L’EI joue sur un autre plan, celui des frustrations. Ses leaders, même s’ils sont eux-mêmes dans la continuité idéologique d’Al-Qaida, se sont adaptés à un nouveau désir de vengeance et d’utopie qui touche des adolescents et post-adolescents à la fois frustrés et en mal d’idéal, dont les trajectoires croisent rarement les salafistes en quête de ré enracinement religieux.

Les candidats au djihad sont d’abord en quête de rupture, d’aventure au moins, s’ils se sentent simplement mal dans leur peau, en situation d’errance. S’ils sont passés par la délinquance, pétris de culpabilité, stigmatisés, ils sont alors en quête de rédemption immédiate.

Ils ne sont pas prêts à s’astreindre à la prière intensive, comme les jeunes piétistes rigoristes. Ils ne sont pas prêts à se rendre quotidiennement à la mosquée, et encore moins enclins au laborieux apprentissage de l’arabe. Ils cherchent à renverser leur sentiment d’impuissance par celui de la surpuissance héroïque.

La lecture de Dar Al Islam, le magazine de Daech [acronyme de l’organisation EI en arabe] en français, est éloquente.
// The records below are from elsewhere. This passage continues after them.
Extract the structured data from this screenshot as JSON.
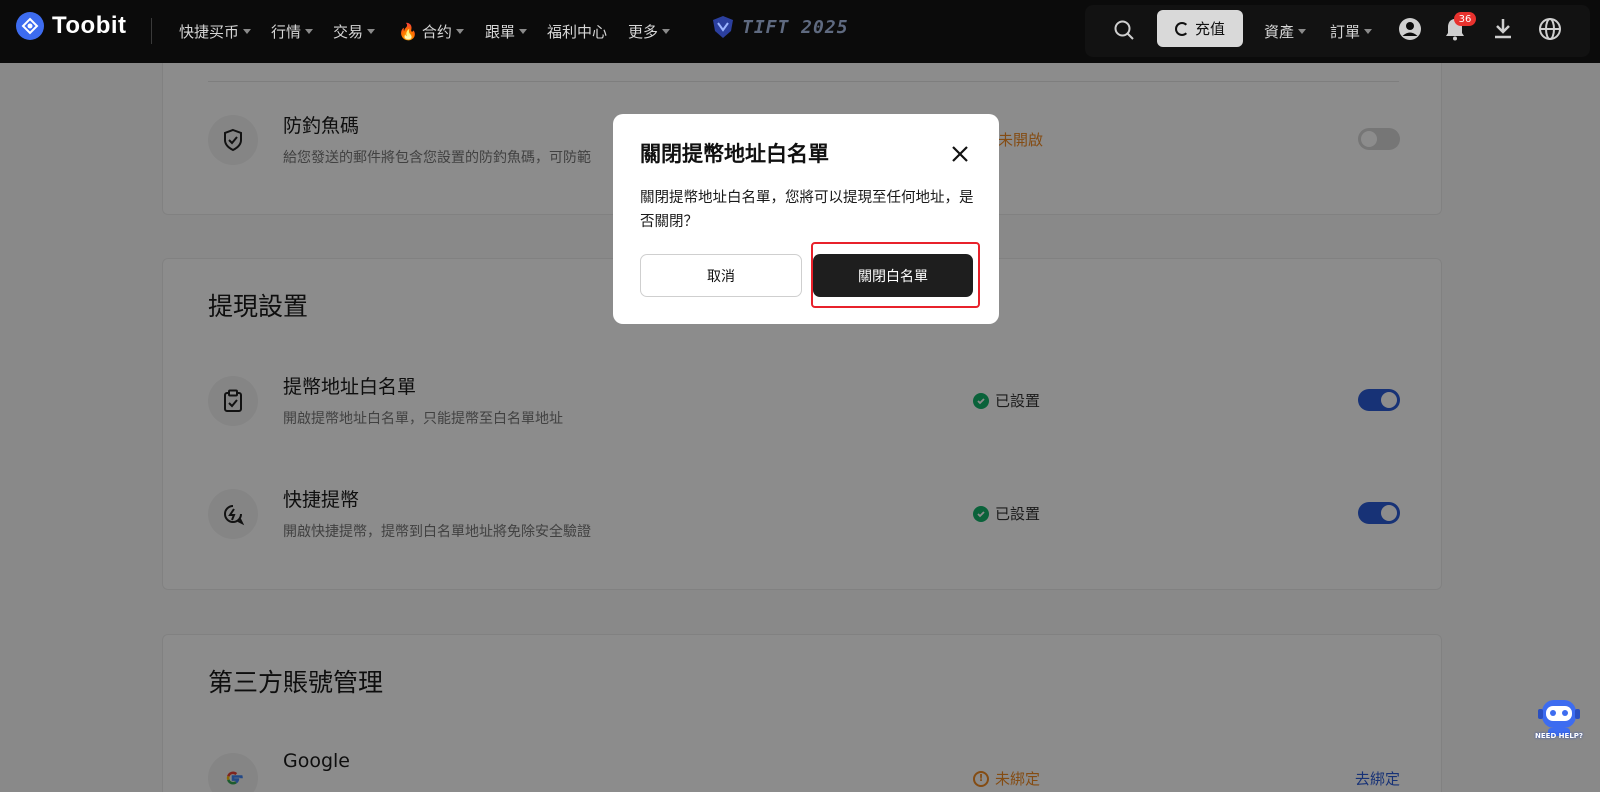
{
  "header": {
    "brand": "Toobit",
    "nav": [
      {
        "label": "快捷买币",
        "caret": true
      },
      {
        "label": "行情",
        "caret": true
      },
      {
        "label": "交易",
        "caret": true
      },
      {
        "label": "合约",
        "caret": true,
        "icon": "flame-icon"
      },
      {
        "label": "跟單",
        "caret": true
      },
      {
        "label": "福利中心",
        "caret": false
      },
      {
        "label": "更多",
        "caret": true
      }
    ],
    "event_logo": "TIFT 2025",
    "deposit_label": "充值",
    "assets_label": "資產",
    "orders_label": "訂單",
    "notification_count": "36",
    "icons": [
      "search-icon",
      "user-icon",
      "bell-icon",
      "download-icon",
      "globe-icon"
    ]
  },
  "anti_phishing": {
    "title": "防釣魚碼",
    "desc": "給您發送的郵件將包含您設置的防釣魚碼，可防範",
    "status": "未開啟",
    "enabled": false
  },
  "withdraw_settings": {
    "title": "提現設置",
    "rows": [
      {
        "title": "提幣地址白名單",
        "desc": "開啟提幣地址白名單，只能提幣至白名單地址",
        "status": "已設置",
        "enabled": true
      },
      {
        "title": "快捷提幣",
        "desc": "開啟快捷提幣，提幣到白名單地址將免除安全驗證",
        "status": "已設置",
        "enabled": true
      }
    ]
  },
  "third_party": {
    "title": "第三方賬號管理",
    "rows": [
      {
        "title": "Google",
        "status": "未綁定",
        "action": "去綁定"
      }
    ]
  },
  "modal": {
    "title": "關閉提幣地址白名單",
    "body": "關閉提幣地址白名單，您將可以提現至任何地址，是否關閉？",
    "cancel_label": "取消",
    "confirm_label": "關閉白名單"
  },
  "helper": {
    "label": "NEED HELP?"
  },
  "colors": {
    "accent_blue": "#2a5bd7",
    "success_green": "#13b26b",
    "warning_orange": "#f08a24",
    "highlight_red": "#e8212b",
    "header_bg": "#0b0b0b"
  }
}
L’utopie du califat y est mise en scène dans un mélange de références coraniques bien choisies, d’imprécations anti-occidentales et de figures de super-héros masqués, dans une esthétique de jeu vidéo ou de superproduction hollywoodienne.
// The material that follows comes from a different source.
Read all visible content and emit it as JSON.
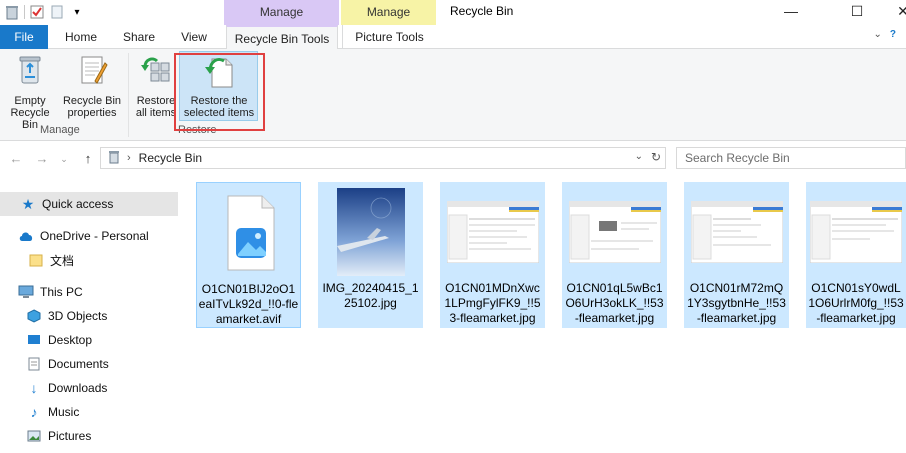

Les terroristes sont mus non par le désir de mourir, mais de vivre plus, comme les végétaliens radicaux, comme les salafistes piétistes, comme les néo-bouddhistes.

Ces phénomènes sont à la fois sociaux et religieux. Distinguer strictement les deux est artificiel. On a cru du XIXejusqu’au milieu du XXeau déclin irréversible de la religion face à la victoire de la raison. Puis ont surgi des sectes New Age, des méditants zen, des pacifistes néo-hindouistes chantant Hare Krishna, des fidèles du dalaï-lama, par millions, des jeunes musulmanes voilées, des églises pentecôtistes se répandant en Afrique, des terroristes criant « Allah Akbar ».
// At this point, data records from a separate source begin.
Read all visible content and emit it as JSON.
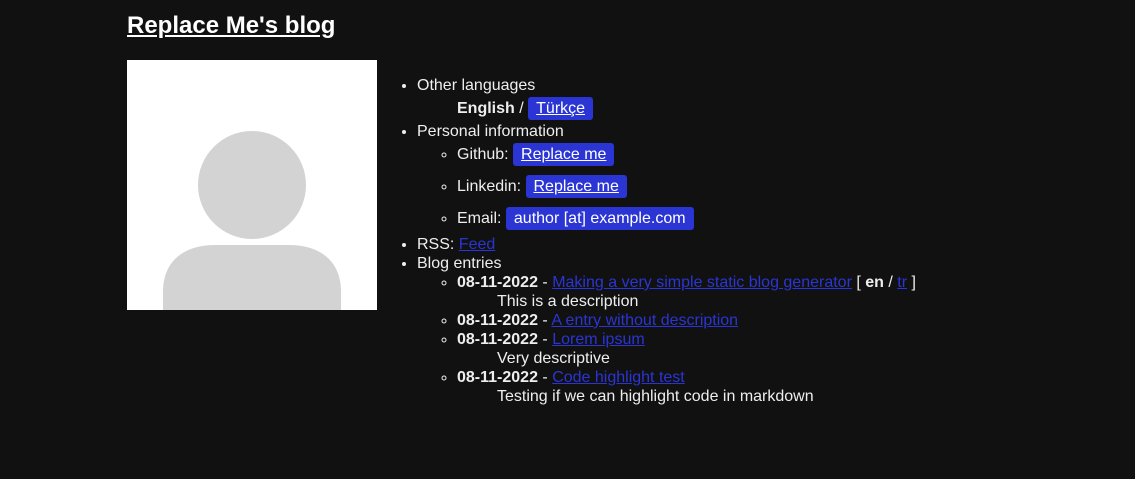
{
  "header": {
    "title": "Replace Me's blog"
  },
  "avatar": {
    "icon": "person-icon",
    "bg": "#ffffff",
    "fg": "#d3d3d3"
  },
  "languages": {
    "label": "Other languages",
    "current": "English",
    "separator": "/",
    "other": "Türkçe"
  },
  "personal": {
    "label": "Personal information",
    "github_label": "Github:",
    "github_link": "Replace me",
    "linkedin_label": "Linkedin:",
    "linkedin_link": "Replace me",
    "email_label": "Email:",
    "email_value": "author [at] example.com"
  },
  "rss": {
    "label": "RSS:",
    "link": "Feed"
  },
  "blog": {
    "label": "Blog entries",
    "entries": [
      {
        "date": "08-11-2022",
        "dash": "-",
        "title": "Making a very simple static blog generator",
        "lang_open": "[",
        "lang_current": "en",
        "lang_sep": "/",
        "lang_other": "tr",
        "lang_close": "]",
        "description": "This is a description"
      },
      {
        "date": "08-11-2022",
        "dash": "-",
        "title": "A entry without description"
      },
      {
        "date": "08-11-2022",
        "dash": "-",
        "title": "Lorem ipsum",
        "description": "Very descriptive"
      },
      {
        "date": "08-11-2022",
        "dash": "-",
        "title": "Code highlight test",
        "description": "Testing if we can highlight code in markdown"
      }
    ]
  },
  "colors": {
    "background": "#111111",
    "accent": "#2b35d4",
    "text": "#eeeeee"
  }
}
 Etre autre chose qu’une chose

Comprenons que le religieux relève du désir irréductible d’être autre chose qu’une chose. Ce n’est pas la violence, même si le religieux peut la justifier. Ce n’est pas davantage la paix, même s’il peut la promouvoir. C’est le désir de sens.

A ce titre, il faut prendre au sérieux la nouvelle religiosité hypermoderne du djihad. Les terroristes sont mus non par le désir de mourir, mais de vivre plus, comme les végétaliens radicaux, comme les salafistes piétistes, comme les néo-bouddhistes.

On ne peut à cet égard négliger la circulation massive des rêves de puissances et des sentiments d’impuissance via les réseaux sociaux. Les désirs et les frustrations circulent globalement. C’est dans cet espace virtuel que tendent à se construire les nouvelles narrations génératrices de sens, dont les Etats-nations sont aujourd’hui si peu porteurs.

Le dalaï-lama, perdant le pouvoir sur sa haute terre himalayenne, a réussi à bâtir un « cyber-Tibet » qui fait rêver des millions de gens. Selon un processus comparable, il est à craindre que l’EI, perdant du terrain au Moyen-Orient, ne réussisse à bâtir un « cyber-califat », d’autant plus puissant qu’il se pose en victime tragique de l’Occident nihiliste et corrompu.

L’erreur désastreuse serait de croire que la raison peut se passer d’utopie et de transcendance. Priver les hommes de mythes, c’est rendre le monde suffisamment étouffant, sous un vide nihiliste, pour qu’éclatent les violences les plus irrationnelles.